Relationship between the separation efficiency of amniotic cells and the sample/buffer flow velocity ratio with two cells: a amniotic stem cells; b larger cells

Furthermore, as mentioned previously, a two-step separation process can be used to enhance the separation efficiency. After the first separation process, the cells in the collection reservoir A are pipetted for a second separation. The experimental results are shown in Fig. 8. For this test, the “separation efficiency # C” is defined as the ratio between the MSCs collected from reservoir A in two steps and the total amount of MSCs collected from reservoir A and B in the first step. Since similar results at two buffer volume flow rates (60 μL/hr and 80 μL/hr) are observed (as shown in Fig. 7), only the data for the condition at a buffer volume-flow-rate of 80 μL/hr are shown here. Again, five volume-flow-rate ratios (0.25, 0.375, 0.5, 0.625, and 0.75) are tested. A high separation efficiency #C of 97.1% at a volume-flow-rate ratio of 0.25 is achieved. As a result, the highly efficient isolation of MSCs using a two-step process can be realized. Furthermore, no cell damage has been observed. This developed microfluidic chip has great potential to simplify stem cell separation and to further cell therapy.

Fig. 8
figure 8

Relationship between the separation efficiency of amniotic cells and the sample/buffer flow velocity ratio using a two-step separation process

4 Conclusions

The current study has demonstrated a microfluidic chip using a T-junction focusing device and tilted louver-like structures for stem cell separation.
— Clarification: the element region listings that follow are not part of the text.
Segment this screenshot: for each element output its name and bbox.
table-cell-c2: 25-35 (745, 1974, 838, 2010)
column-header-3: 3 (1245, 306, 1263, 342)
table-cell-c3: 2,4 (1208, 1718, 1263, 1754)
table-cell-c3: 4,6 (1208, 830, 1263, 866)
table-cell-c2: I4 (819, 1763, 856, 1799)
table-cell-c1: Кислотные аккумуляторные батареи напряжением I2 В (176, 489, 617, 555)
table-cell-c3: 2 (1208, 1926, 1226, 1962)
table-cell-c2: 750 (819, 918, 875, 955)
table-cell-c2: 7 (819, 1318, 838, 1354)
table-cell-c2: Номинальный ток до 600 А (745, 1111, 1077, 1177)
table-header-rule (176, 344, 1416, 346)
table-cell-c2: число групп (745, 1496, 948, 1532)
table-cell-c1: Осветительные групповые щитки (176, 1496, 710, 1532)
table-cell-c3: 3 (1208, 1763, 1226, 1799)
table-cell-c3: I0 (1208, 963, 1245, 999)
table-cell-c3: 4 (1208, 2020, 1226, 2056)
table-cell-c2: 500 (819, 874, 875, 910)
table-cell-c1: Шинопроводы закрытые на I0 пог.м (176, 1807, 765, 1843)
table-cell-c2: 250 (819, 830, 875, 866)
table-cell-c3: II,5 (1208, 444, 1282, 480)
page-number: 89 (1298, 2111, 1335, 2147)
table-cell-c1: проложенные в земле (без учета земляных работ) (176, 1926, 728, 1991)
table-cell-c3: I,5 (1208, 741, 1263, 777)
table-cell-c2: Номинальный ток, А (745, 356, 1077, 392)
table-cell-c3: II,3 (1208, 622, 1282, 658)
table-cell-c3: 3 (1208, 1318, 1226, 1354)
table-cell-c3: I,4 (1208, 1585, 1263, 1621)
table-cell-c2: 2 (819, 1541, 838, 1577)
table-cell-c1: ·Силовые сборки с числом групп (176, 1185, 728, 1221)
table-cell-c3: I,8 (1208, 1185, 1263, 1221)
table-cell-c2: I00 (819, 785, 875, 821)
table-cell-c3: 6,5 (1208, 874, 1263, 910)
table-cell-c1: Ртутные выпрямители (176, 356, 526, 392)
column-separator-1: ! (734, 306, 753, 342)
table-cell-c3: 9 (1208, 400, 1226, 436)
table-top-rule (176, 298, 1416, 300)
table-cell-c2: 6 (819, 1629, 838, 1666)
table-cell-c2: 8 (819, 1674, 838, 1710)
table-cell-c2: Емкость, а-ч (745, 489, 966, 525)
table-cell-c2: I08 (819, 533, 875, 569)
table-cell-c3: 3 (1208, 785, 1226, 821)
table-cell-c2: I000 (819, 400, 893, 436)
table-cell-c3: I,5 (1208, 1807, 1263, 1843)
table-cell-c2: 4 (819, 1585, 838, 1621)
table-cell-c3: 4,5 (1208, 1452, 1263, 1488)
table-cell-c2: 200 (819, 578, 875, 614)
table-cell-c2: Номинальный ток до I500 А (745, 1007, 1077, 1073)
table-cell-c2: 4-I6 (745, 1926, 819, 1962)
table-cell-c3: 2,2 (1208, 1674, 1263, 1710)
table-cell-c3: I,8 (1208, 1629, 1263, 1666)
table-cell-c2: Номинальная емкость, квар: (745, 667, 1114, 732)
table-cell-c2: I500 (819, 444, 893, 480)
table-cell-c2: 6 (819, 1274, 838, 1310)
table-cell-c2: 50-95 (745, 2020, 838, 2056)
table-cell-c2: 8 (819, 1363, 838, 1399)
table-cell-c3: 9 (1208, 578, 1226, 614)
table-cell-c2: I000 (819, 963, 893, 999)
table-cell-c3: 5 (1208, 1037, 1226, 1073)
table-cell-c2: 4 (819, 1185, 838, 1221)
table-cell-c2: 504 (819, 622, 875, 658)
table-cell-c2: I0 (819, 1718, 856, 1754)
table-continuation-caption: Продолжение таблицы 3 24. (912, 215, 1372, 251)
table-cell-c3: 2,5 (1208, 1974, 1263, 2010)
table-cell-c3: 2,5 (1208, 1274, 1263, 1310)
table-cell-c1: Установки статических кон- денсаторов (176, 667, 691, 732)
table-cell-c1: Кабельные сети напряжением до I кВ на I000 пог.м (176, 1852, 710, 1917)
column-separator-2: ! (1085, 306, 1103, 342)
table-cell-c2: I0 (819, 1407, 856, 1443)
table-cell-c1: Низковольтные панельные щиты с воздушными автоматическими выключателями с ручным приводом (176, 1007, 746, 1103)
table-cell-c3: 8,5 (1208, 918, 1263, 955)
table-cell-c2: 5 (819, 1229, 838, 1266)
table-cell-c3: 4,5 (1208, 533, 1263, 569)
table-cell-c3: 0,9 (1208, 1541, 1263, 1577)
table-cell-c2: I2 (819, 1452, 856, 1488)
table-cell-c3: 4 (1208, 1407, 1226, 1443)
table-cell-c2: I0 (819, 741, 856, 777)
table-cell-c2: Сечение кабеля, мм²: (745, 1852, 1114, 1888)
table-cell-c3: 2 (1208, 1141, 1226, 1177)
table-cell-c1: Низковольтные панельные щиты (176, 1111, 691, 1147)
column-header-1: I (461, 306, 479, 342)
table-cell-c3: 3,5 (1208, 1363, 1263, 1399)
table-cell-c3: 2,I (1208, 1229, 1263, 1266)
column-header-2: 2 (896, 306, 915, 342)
Beads with different sizes are first used to characterize the performance of the developed chip. Compared with other microfluidic devices employing similar techniques, a high separation efficiency is realized by injecting a large number of cell samples into the developed chip. No fouling of the system has been observed. The experimental results show that a separation efficiency as high as 82.8% for AFMSCs can be achieved. Furthermore, the separation process can be repeated to improve the separation efficiency to 97.1%. The development of this microfluidic chip may become a promising fundamental tool for the stem cell research and cell therapy.